When Leibovitz returned to the United States in 1970, she started her career as staff photographer for Rolling Stone magazine.

In 1973, publisher Jann Wenner named Leibovitz chief photographer of Rolling Stone, a job she would hold for 10 years.

Leibovitz worked for the magazine until 1983, and her intimate photographs of celebrities helped define the Rolling Stone look.

While working for Rolling Stone, Leibovitz learned that she could work for magazines and still create personal work of her family,

which for her was the most important: "You don't get the opportunity to do this kind of intimate work except with the people you love,

the people who will put up with you. They’re the people who open their hearts and souls and lives to you.

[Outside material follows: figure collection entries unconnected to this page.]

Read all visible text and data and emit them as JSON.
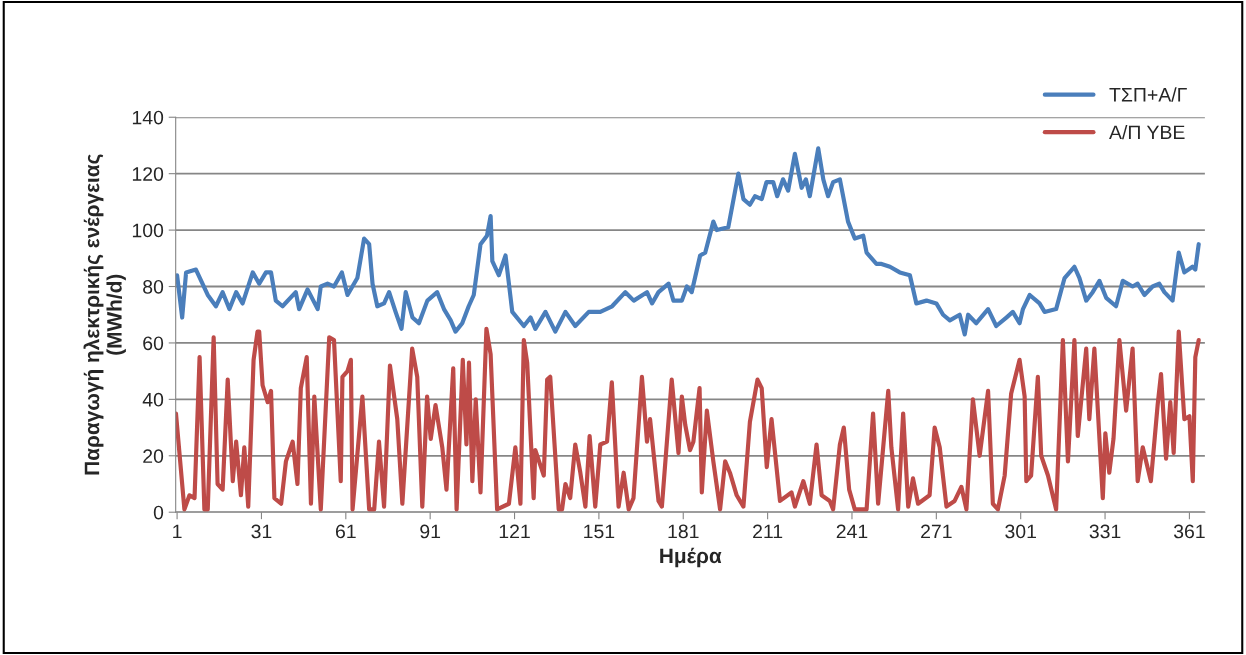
{
  "chart_data": {
    "type": "line",
    "xlabel": "Ημέρα",
    "ylabel": "Παραγωγή ηλεκτρικής ενέργειας\n(MWh/d)",
    "xlim": [
      0.5,
      366.5
    ],
    "xticks": [
      1,
      31,
      61,
      91,
      121,
      151,
      181,
      211,
      241,
      271,
      301,
      331,
      361
    ],
    "ylim": [
      0,
      140
    ],
    "yticks": [
      0,
      20,
      40,
      60,
      80,
      100,
      120,
      140
    ],
    "grid": "y",
    "legend": "top right",
    "line_style": "solid",
    "marker": "none",
    "series": [
      {
        "name": "ΤΣΠ+Α/Γ",
        "color": "#4a7ebb",
        "x": [
          1.0,
          2.8,
          4.2,
          7.7,
          11.9,
          14.8,
          17.2,
          19.6,
          22.0,
          24.3,
          27.9,
          30.2,
          32.6,
          34.4,
          36.1,
          38.5,
          43.2,
          44.4,
          47.4,
          51.0,
          52.1,
          54.5,
          56.8,
          59.6,
          61.6,
          65.1,
          67.5,
          69.3,
          70.5,
          72.2,
          74.6,
          76.4,
          78.7,
          80.8,
          82.3,
          84.7,
          87.0,
          90.0,
          93.5,
          95.9,
          98.3,
          100.0,
          102.4,
          104.7,
          106.5,
          108.9,
          111.2,
          112.5,
          113.1,
          115.4,
          117.8,
          120.2,
          124.3,
          126.7,
          128.4,
          132.0,
          135.5,
          139.1,
          142.6,
          147.4,
          151.5,
          155.7,
          160.4,
          163.4,
          168.1,
          169.9,
          172.2,
          175.8,
          177.5,
          180.5,
          182.3,
          184.0,
          187.0,
          188.8,
          191.7,
          192.9,
          197.0,
          200.6,
          202.4,
          204.7,
          206.5,
          208.9,
          210.6,
          213.0,
          214.4,
          216.5,
          218.3,
          220.7,
          223.1,
          224.6,
          226.0,
          229.0,
          230.8,
          232.5,
          234.3,
          236.7,
          239.6,
          242.0,
          245.0,
          246.2,
          249.7,
          251.5,
          254.5,
          258.0,
          261.6,
          263.9,
          267.5,
          271.0,
          273.4,
          275.8,
          279.3,
          281.1,
          282.3,
          285.2,
          289.4,
          292.3,
          295.9,
          298.2,
          300.6,
          301.8,
          304.2,
          307.7,
          309.5,
          313.6,
          316.6,
          320.1,
          321.9,
          324.3,
          326.6,
          329.0,
          331.4,
          334.9,
          337.3,
          340.8,
          342.6,
          345.0,
          347.9,
          350.3,
          352.1,
          355.0,
          357.2,
          359.2,
          362.1,
          363.1,
          364.3
        ],
        "values": [
          84,
          69,
          85,
          86,
          77,
          73,
          78,
          72,
          78,
          74,
          85,
          81,
          85,
          85,
          75,
          73,
          78,
          72,
          79,
          72,
          80,
          81,
          80,
          85,
          77,
          83,
          97,
          95,
          81,
          73,
          74,
          78,
          71,
          65,
          78,
          69,
          67,
          75,
          78,
          72,
          68,
          64,
          67,
          73,
          77,
          95,
          98,
          105,
          89,
          84,
          91,
          71,
          66,
          69,
          65,
          71,
          64,
          71,
          66,
          71,
          71,
          73,
          78,
          75,
          78,
          74,
          78,
          81,
          75,
          75,
          80,
          78,
          91,
          92,
          103,
          100,
          101,
          120,
          111,
          109,
          112,
          111,
          117,
          117,
          112,
          118,
          114,
          127,
          115,
          118,
          112,
          129,
          118,
          112,
          117,
          118,
          103,
          97,
          98,
          92,
          88,
          88,
          87,
          85,
          84,
          74,
          75,
          74,
          70,
          68,
          70,
          63,
          70,
          67,
          72,
          66,
          69,
          71,
          67,
          72,
          77,
          74,
          71,
          72,
          83,
          87,
          83,
          75,
          78,
          82,
          76,
          73,
          82,
          80,
          81,
          77,
          80,
          81,
          78,
          75,
          92,
          85,
          87,
          86,
          95
        ]
      },
      {
        "name": "Α/Π ΥΒΕ",
        "color": "#be4b48",
        "x": [
          0.6,
          3.6,
          5.4,
          7.2,
          9.0,
          10.7,
          11.9,
          14.0,
          15.4,
          17.2,
          19.0,
          20.8,
          22.0,
          23.7,
          24.9,
          26.3,
          28.2,
          29.6,
          30.2,
          31.4,
          33.2,
          34.4,
          35.6,
          38.0,
          39.7,
          42.1,
          43.8,
          45.0,
          47.1,
          48.6,
          49.8,
          52.1,
          55.1,
          56.8,
          59.2,
          59.8,
          61.6,
          62.8,
          63.4,
          66.9,
          69.3,
          71.1,
          72.8,
          74.6,
          76.7,
          79.3,
          81.1,
          84.6,
          86.4,
          88.2,
          89.9,
          91.2,
          92.9,
          95.3,
          96.8,
          99.2,
          100.4,
          102.6,
          103.9,
          104.8,
          106.0,
          107.2,
          108.9,
          111.0,
          112.5,
          114.8,
          119.0,
          121.3,
          123.1,
          124.3,
          125.5,
          127.8,
          128.4,
          131.4,
          132.6,
          133.7,
          136.7,
          137.9,
          139.1,
          140.8,
          142.6,
          144.4,
          146.2,
          147.7,
          149.7,
          151.5,
          153.9,
          155.6,
          158.0,
          159.8,
          161.6,
          163.3,
          166.3,
          168.1,
          169.2,
          172.2,
          173.4,
          176.9,
          179.3,
          180.5,
          181.7,
          183.4,
          184.6,
          186.8,
          187.6,
          189.4,
          191.7,
          194.1,
          195.9,
          197.6,
          200.0,
          202.4,
          204.7,
          207.4,
          208.9,
          210.7,
          212.4,
          215.4,
          219.5,
          220.7,
          223.7,
          226.0,
          228.4,
          230.2,
          233.1,
          234.3,
          236.7,
          238.1,
          240.0,
          242.0,
          243.8,
          246.2,
          248.5,
          250.3,
          253.9,
          255.0,
          257.4,
          259.2,
          261.0,
          262.7,
          264.5,
          268.6,
          270.4,
          272.2,
          274.6,
          277.5,
          279.9,
          281.7,
          284.0,
          286.4,
          289.4,
          291.1,
          292.9,
          295.3,
          297.6,
          300.6,
          302.4,
          303.0,
          304.7,
          307.1,
          308.3,
          310.7,
          313.6,
          316.0,
          317.8,
          320.1,
          321.3,
          324.3,
          325.4,
          327.2,
          330.2,
          331.1,
          332.5,
          334.0,
          336.1,
          338.5,
          340.8,
          342.6,
          344.4,
          347.3,
          349.7,
          350.9,
          352.7,
          354.2,
          355.4,
          357.2,
          359.2,
          361.0,
          362.2,
          363.1,
          364.3
        ],
        "values": [
          35,
          1,
          6,
          5,
          55,
          1,
          1,
          62,
          10,
          8,
          47,
          11,
          25,
          6,
          23,
          2,
          54,
          64,
          64,
          45,
          39,
          43,
          5,
          3,
          18,
          25,
          10,
          44,
          55,
          3,
          41,
          1,
          62,
          61,
          11,
          48,
          50,
          54,
          1,
          41,
          1,
          1,
          25,
          2,
          52,
          33,
          3,
          58,
          48,
          2,
          41,
          26,
          38,
          23,
          8,
          51,
          1,
          54,
          24,
          53,
          11,
          40,
          7,
          65,
          56,
          1,
          3,
          23,
          3,
          61,
          53,
          5,
          22,
          13,
          47,
          48,
          1,
          1,
          10,
          5,
          24,
          14,
          2,
          27,
          2,
          24,
          25,
          46,
          2,
          14,
          1,
          5,
          48,
          25,
          33,
          4,
          2,
          47,
          21,
          41,
          31,
          22,
          25,
          44,
          7,
          36,
          18,
          1,
          18,
          14,
          6,
          2,
          32,
          47,
          44,
          16,
          33,
          4,
          7,
          2,
          11,
          3,
          24,
          6,
          4,
          1,
          24,
          30,
          8,
          1,
          1,
          1,
          35,
          3,
          43,
          23,
          1,
          35,
          2,
          12,
          3,
          6,
          30,
          23,
          2,
          4,
          9,
          1,
          40,
          20,
          43,
          3,
          1,
          13,
          42,
          54,
          41,
          11,
          13,
          48,
          20,
          13,
          1,
          61,
          18,
          61,
          27,
          58,
          33,
          58,
          5,
          28,
          14,
          26,
          61,
          36,
          58,
          11,
          23,
          11,
          38,
          49,
          19,
          39,
          21,
          64,
          33,
          34,
          11,
          55,
          61
        ]
      }
    ]
  }
}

You must take care of them."

Leibovitz photographed the Rolling Stones in San Francisco in 1971 and 1972, and served as the concert-tour photographer for the Rolling Stones'

Tour of the Americas '75. Her favorite photo from the tour was a photo of Mick Jagger in an elevator.

Rolling Stones

John Lennon

On December 8, 1980, Leibovitz had a photo shoot with John Lennon for Rolling Stone, and she promised him he would make the cover.

She had initially tried to get a picture with just Lennon alone, as Rolling Stone wanted, but Lennon insisted that both he and Yoko Ono be on the cover.

Leibovitz then tried to re-create something like the kissing scene from the couple's Double Fantasy 1980 album cover, a picture Leibovitz loved.

She had John remove his clothes and curl up next to Yoko on the floor. Leibovitz recalls,

What is interesting is she said she'd take her top off and I said, "Leave everything on"—‌not really preconceiving the picture at all.

Then he curled up next to her and it was very, very strong. You couldn't help but feel that he was cold and he looked like he was clinging on to her.

I think it was amazing to look at the first Polaroid and they were both very excited. John said, "You've captured our relationship exactly.

Promise me it'll be on the cover." I looked him in the eye and we shook on it.[citation needed]

Leibovitz was the last person to professionally photograph Lennon‍—‌he was shot and killed five hours later.

A month or so later, Rolling Stone magazine gave grieving music fans his "last image". The photograph was subsequently re-created in 2009 by

John and Yoko's son Sean Lennon posing with his girlfriend Charlotte Kemp Muhl, with male/female roles reversed (Sean clothed, Kemp naked), and by Henry Bond and Sam Taylor-Wood in their YBA pastiche October 26, 1993.